1. C’est le soudard Brabançon, rendu si fameux par le dicton populaire. Né dans la Gueldre, simple soldat de fortune, il étoit arrivé au commandement de l’armée bavaroise après la mort d’Aldringer, en 1634. Il n’y avoit pas de chef de bandes que l’on redoutât plus en France, aussi ce fut une véritable panique à Paris, lorsqu’on y sut, en 1636, que la prise de Corbie par les Espagnols venoit de lui ouvrir un libre passage jusqu’aux portes de la capitale. V. notre t. 5, p. 337, note. C’est alors que Scarron écrivoit au chant du Typhon :

On dit que quelques bons esprits
Ordonnèrent qu’on fit des grilles
Pour se garentir des soudrilles
Du redoutable Jean de Vert.

Deux ans après, les Parisiens prirent leur revanche de cette belle frayeur. Jean de Werth et le duc de Bernard de Weimar, qui commandoit pour la France, se rencontrèrent près de Rheinfeld. Il y eut deux actions. Dans la première, le 28 février, les François furent défaits ; mais dans la seconde, cinq jours après, c’étoit le tour de Jean de Werth, qui fut complètement battu et fait prisonnier. Pour que les Parisiens n’en doutassent point, on le leur amena. C’est à Vincennes qu’il fut enfermé. Tout le monde l’alla voir, et beaucoup sans doute eurent des déconvenues pareilles à celle des curieux dont on raconte ici le voyage. Les chansons alièrent leur train, chacune ramenant à la fin des couplets le nom du chef qu’on avoit tant redouté, mais dont on se moquoit à présent qu’on ne le craignoit plus. De là le dicton : Je m’en moque comme de Jean de Werth. Lui cependant ne se moquoit pas moins des moqueurs. Il passoit ses journées en véritable Allemand, c’est-à-dire à boire, et, dit Bayle, « à prendre du tabac en poudre, en cordon et en fumée. » V. son Dictionnaire, art. Werth. On le garda jusqu’en 1642, et ces quatre ans, dit Mlle Lhéritier, l’une des dernières qui l’aient chansonné, furent appelés le Temps de Jean de Werth. V. Mercure galant, mai 1702, p. 77. À peine libre, il ne chercha qu’une revanche ; il la trouva bientôt à Tudlingen, où, le 25 novembre, il aida vigoureusement Merci et le duc Charles à battre le maréchal de Rantzau.

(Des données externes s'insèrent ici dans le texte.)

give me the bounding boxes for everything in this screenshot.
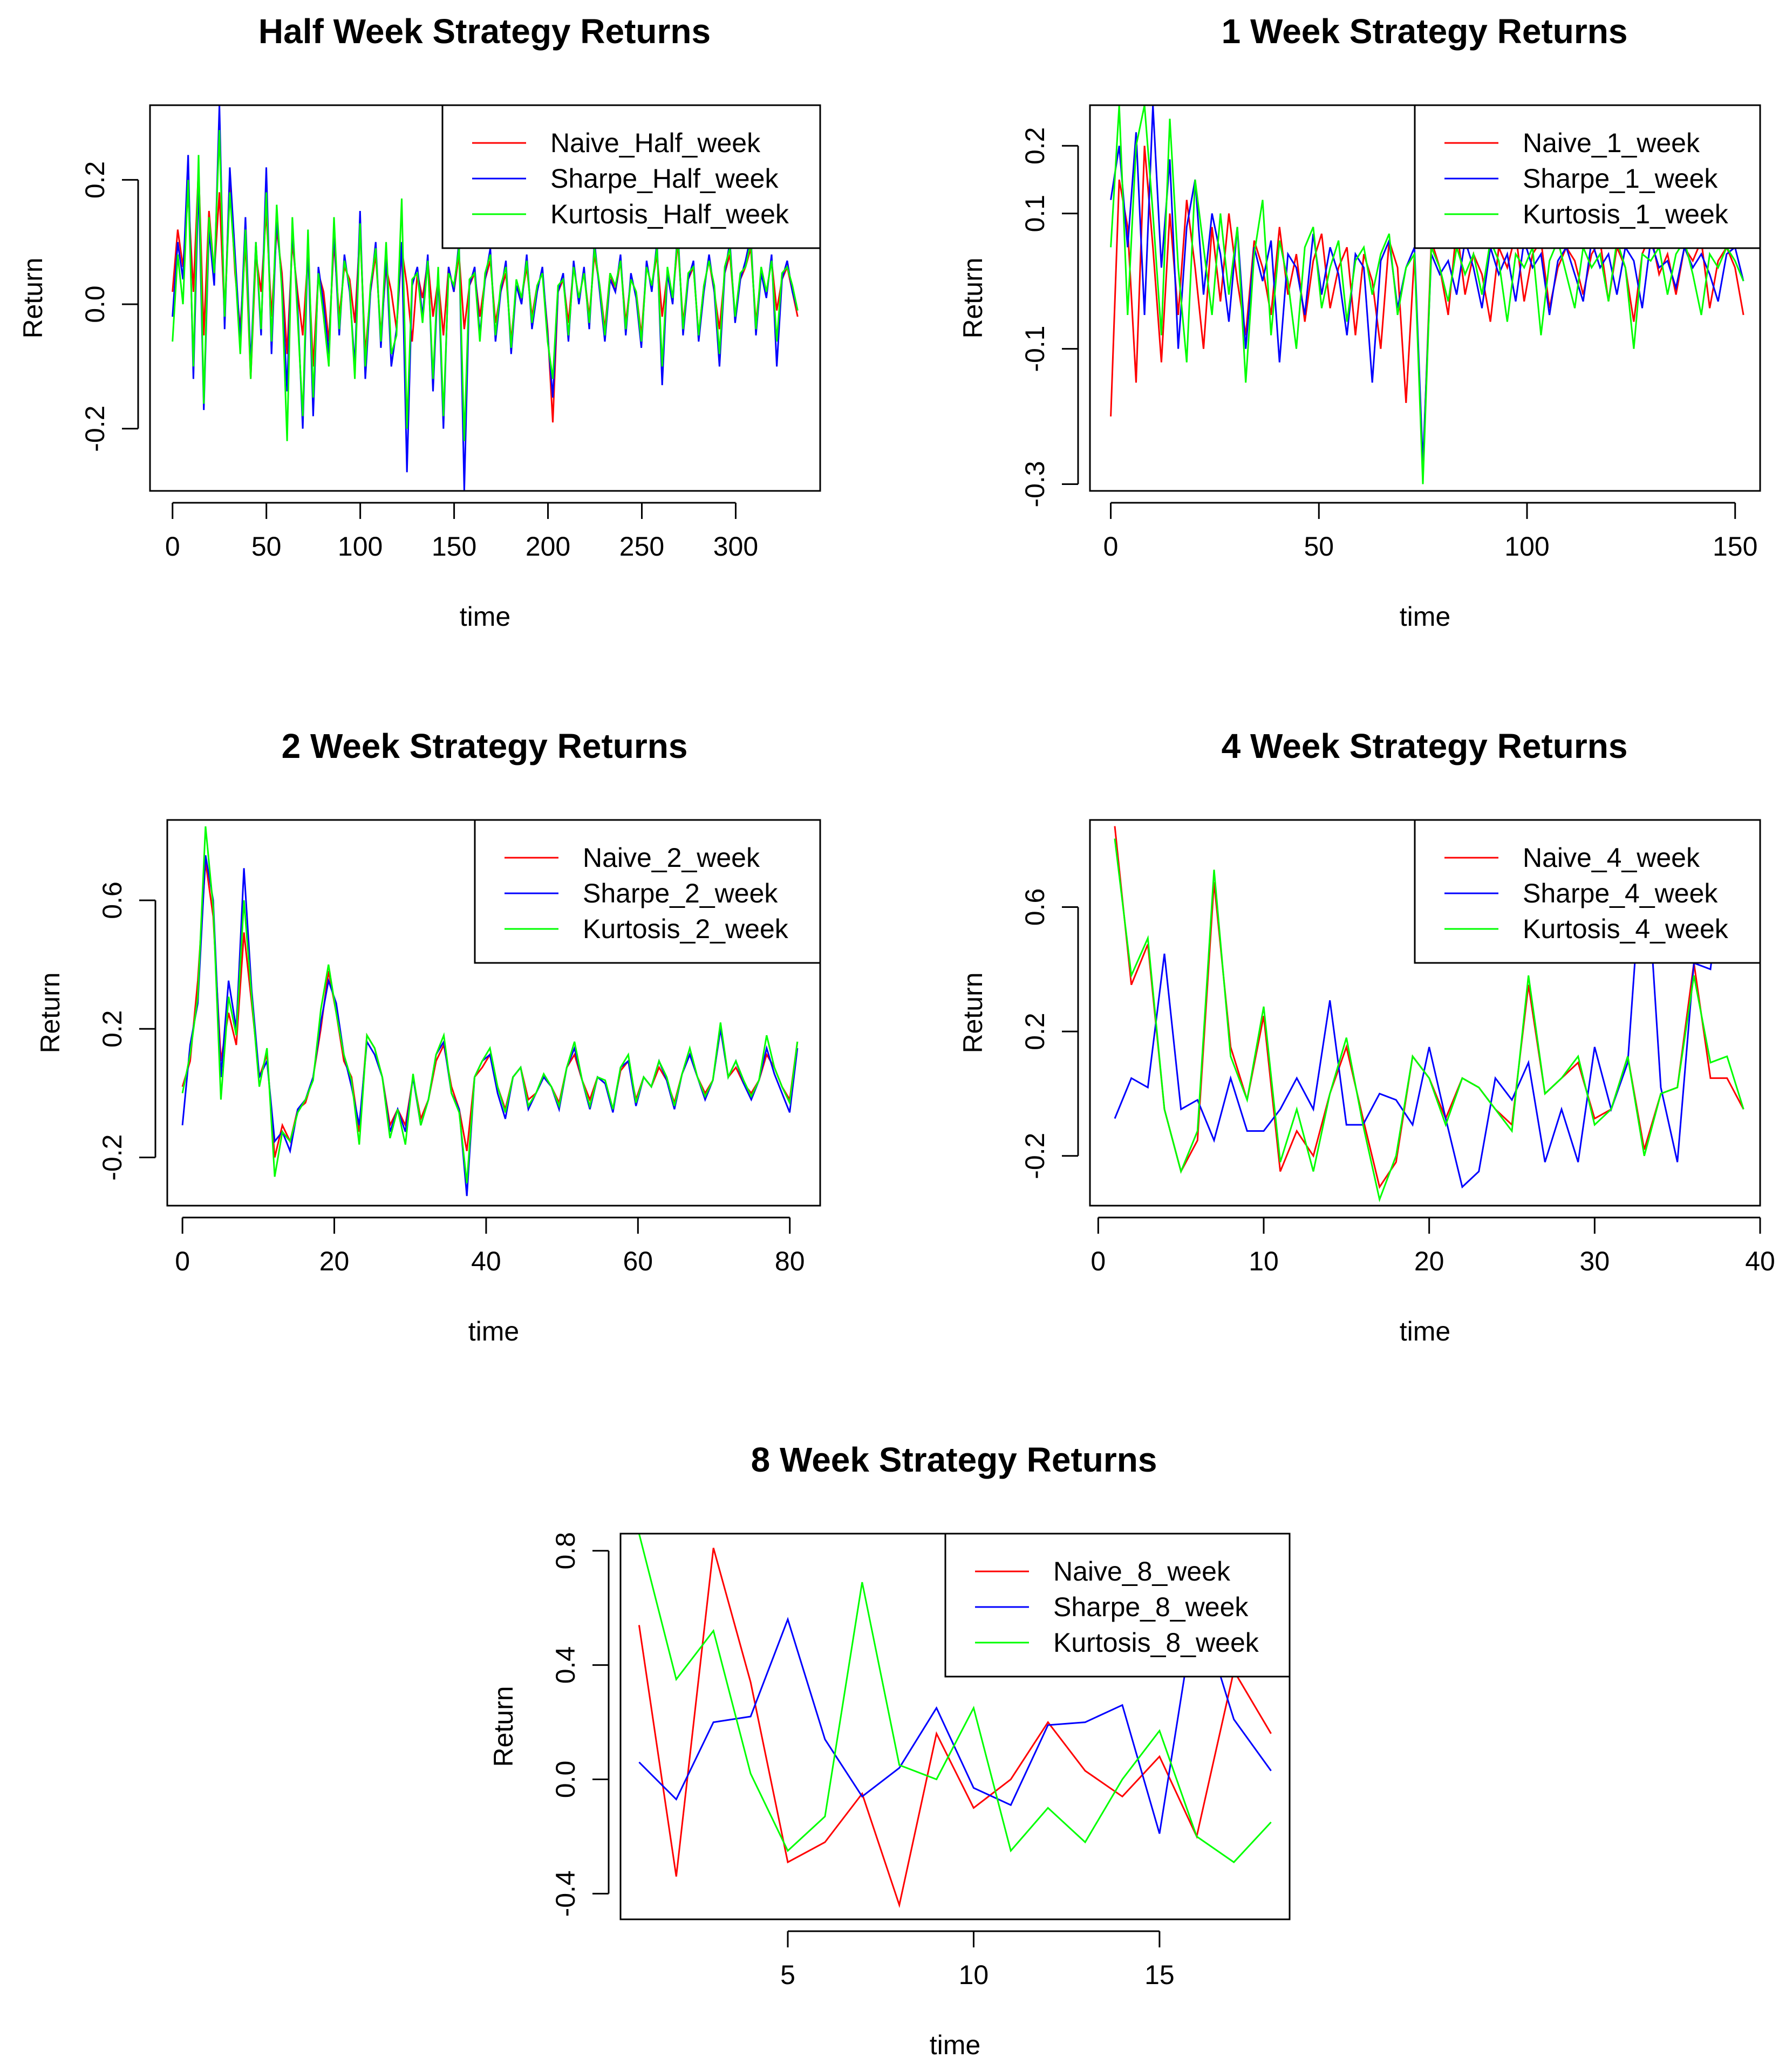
series-line-naive: [638, 1548, 1272, 1909]
legend: Naive_Half_week Sharpe_Half_week Kurtosis_…: [441, 104, 821, 249]
x-tick-label: 100: [338, 531, 383, 562]
x-axis-label: time: [930, 2030, 980, 2060]
x-tick-label: 150: [432, 531, 476, 562]
y-tick-label: -0.2: [97, 1134, 127, 1181]
series-line-kurtosis: [181, 826, 799, 1184]
series-line-sharpe: [638, 1599, 1272, 1834]
y-tick-label: 0.2: [1020, 127, 1050, 165]
x-tick-label: 0: [175, 1246, 190, 1276]
y-tick-label: -0.2: [80, 406, 110, 452]
chart-title: 2 Week Strategy Returns: [282, 727, 688, 765]
x-tick-label: 10: [1249, 1246, 1279, 1276]
y-tick-label: 0.6: [97, 881, 127, 919]
legend-box: [944, 1533, 1291, 1678]
x-axis-label: time: [468, 1316, 519, 1346]
x-tick-label: 20: [319, 1246, 350, 1276]
x-tick-label: 50: [1304, 531, 1334, 562]
x-tick-label: 10: [959, 1960, 989, 1990]
legend: Naive_1_week Sharpe_1_week Kurtosis_1_week: [1414, 104, 1761, 249]
legend-label-sharpe: Sharpe_8_week: [1053, 1592, 1249, 1622]
y-axis-label: Return: [488, 1686, 519, 1767]
x-axis-label: time: [460, 601, 510, 632]
legend-box: [1414, 104, 1761, 249]
x-tick-label: 0: [1103, 531, 1119, 562]
x-tick-label: 150: [1713, 531, 1757, 562]
y-tick-label: 0.1: [1020, 195, 1050, 232]
x-tick-label: 300: [713, 531, 758, 562]
x-tick-label: 50: [251, 531, 282, 562]
x-tick-label: 80: [775, 1246, 805, 1276]
legend-label-kurtosis: Kurtosis_8_week: [1053, 1627, 1259, 1658]
legend-label-naive: Naive_2_week: [583, 843, 760, 873]
x-tick-label: 60: [623, 1246, 653, 1276]
y-tick-label: 0.2: [97, 1010, 127, 1048]
legend: Naive_8_week Sharpe_8_week Kurtosis_8_week: [944, 1533, 1291, 1678]
y-axis-label: Return: [958, 972, 988, 1053]
series-line-kurtosis: [638, 1534, 1272, 1864]
chart-title: Half Week Strategy Returns: [258, 12, 711, 51]
series-line-kurtosis: [172, 130, 799, 441]
legend-label-naive: Naive_1_week: [1523, 128, 1700, 158]
legend-label-naive: Naive_Half_week: [550, 128, 761, 158]
legend-label-naive: Naive_8_week: [1053, 1556, 1231, 1587]
y-tick-label: 0.0: [550, 1761, 581, 1799]
legend: Naive_4_week Sharpe_4_week Kurtosis_4_week: [1414, 819, 1761, 964]
y-tick-label: -0.4: [550, 1870, 581, 1917]
x-tick-label: 40: [471, 1246, 501, 1276]
x-tick-label: 15: [1144, 1960, 1175, 1990]
x-tick-label: 100: [1504, 531, 1549, 562]
panel-4: 4 Week Strategy Returns 0 10 20 30 40 -0.2 0.2 0…: [958, 727, 1775, 1346]
legend-label-naive: Naive_4_week: [1523, 843, 1700, 873]
y-tick-label: -0.1: [1020, 325, 1050, 372]
x-tick-label: 20: [1414, 1246, 1444, 1276]
legend-label-kurtosis: Kurtosis_2_week: [583, 914, 789, 944]
y-axis-label: Return: [18, 257, 48, 338]
y-tick-label: 0.4: [550, 1646, 581, 1684]
chart-title: 4 Week Strategy Returns: [1222, 727, 1628, 765]
legend-box: [1414, 819, 1761, 964]
legend-label-sharpe: Sharpe_1_week: [1523, 163, 1718, 194]
x-tick-label: 0: [165, 531, 180, 562]
y-tick-label: -0.2: [1020, 1133, 1050, 1179]
y-tick-label: 0.0: [80, 285, 110, 323]
y-tick-label: 0.2: [80, 161, 110, 199]
legend-box: [474, 819, 821, 964]
y-tick-label: -0.3: [1020, 461, 1050, 507]
legend-box: [441, 104, 821, 249]
y-axis-label: Return: [958, 257, 988, 338]
y-axis-label: Return: [35, 972, 65, 1053]
x-tick-label: 40: [1745, 1246, 1775, 1276]
legend-label-sharpe: Sharpe_Half_week: [550, 163, 779, 194]
y-tick-label: 0.8: [550, 1532, 581, 1570]
x-tick-label: 0: [1090, 1246, 1106, 1276]
series-line-kurtosis: [1110, 105, 1744, 484]
x-tick-label: 200: [526, 531, 570, 562]
panel-3: 2 Week Strategy Returns 0 20 40 60 80 -0.2 0.2 0…: [35, 727, 821, 1346]
panel-1: Half Week Strategy Returns 0 50 100 150 200 25…: [18, 12, 821, 632]
legend: Naive_2_week Sharpe_2_week Kurtosis_2_week: [474, 819, 821, 964]
legend-label-kurtosis: Kurtosis_Half_week: [550, 199, 789, 229]
panel-5: 8 Week Strategy Returns 5 10 15 -0.4 0.0 0.4 0.…: [488, 1440, 1291, 2060]
x-tick-label: 250: [619, 531, 664, 562]
legend-label-sharpe: Sharpe_4_week: [1523, 878, 1718, 908]
legend-label-sharpe: Sharpe_2_week: [583, 878, 778, 908]
panel-2: 1 Week Strategy Returns 0 50 100 150 -0.3 -0.1…: [958, 12, 1761, 632]
chart-title: 1 Week Strategy Returns: [1222, 12, 1628, 51]
series-line-kurtosis: [1114, 838, 1744, 1202]
chart-title: 8 Week Strategy Returns: [751, 1440, 1157, 1479]
y-tick-label: 0.2: [1020, 1013, 1050, 1050]
x-tick-label: 30: [1580, 1246, 1610, 1276]
x-axis-label: time: [1400, 601, 1450, 632]
x-tick-label: 5: [780, 1960, 795, 1990]
legend-label-kurtosis: Kurtosis_4_week: [1523, 914, 1729, 944]
legend-label-kurtosis: Kurtosis_1_week: [1523, 199, 1729, 229]
x-axis-label: time: [1400, 1316, 1450, 1346]
y-tick-label: 0.6: [1020, 888, 1050, 926]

2. Il ne s’agit pas ici du Cours la Reine, mais de celui qui se trouvoit bien loin de là, près de l’Arsenal, où il longeoit la Seine, puis en retour les fossés de la Bastille. Le mail, planté par Henri IV, et qui est devenu le quai Morland, en occupoit une partie, et le quai des Ormes en étoit le prolongement. Les carrosses s’y promenoient en revenant de Vincennes, comme au Cours la Reine en revenant du bois de Boulogne. Il fut abandonné lorsque, vers 1670, Louis XIV eut fait planter le Cours de la porte Saint-Antoine, aujourd’hui le boulevard Beaumarchais. V. Piganiol, t. 5, p. 33, 54, et G. Brice, édit. de 1752, t. 2, p. 242. — C’est de ce Cours, voisin de l’Arsenal, qu’il est parlé dans une pièce de cette époque, la Promenade du Cours à Paris, 1630, in-8. On y lit entre autres détails :

À voir du haut de la Bastille
Tant de carrosses à la fois,
Qui ne croiroit que quatre roys
Font leur entrée en ceste ville ?…

Puis voici les reines qui viennent, et toutes les dames qui se démasquent et les saluent :

Amy, voicy venir les reines
Avec autant de majestez
Que toutes les divinitez,
Qui sortent du bois de Vincennes ;
Il faut que tant d’astres errans
Qui paroissent dessus les rangs
Deviennent fixes à leur veue :
Il se faut descouvrir icy,
Que Cloris n’est-elle veneue !
Je la verrois sans masque aussy.

Ces ombrages autour de l’Arsenal faisoient dire à Cl. Le Petit dans son Paris ridicule :

Le sujet quadre-t-il au nom ?
On y compte plus de mille arbres,
Et l’on n’y voit pas un canon.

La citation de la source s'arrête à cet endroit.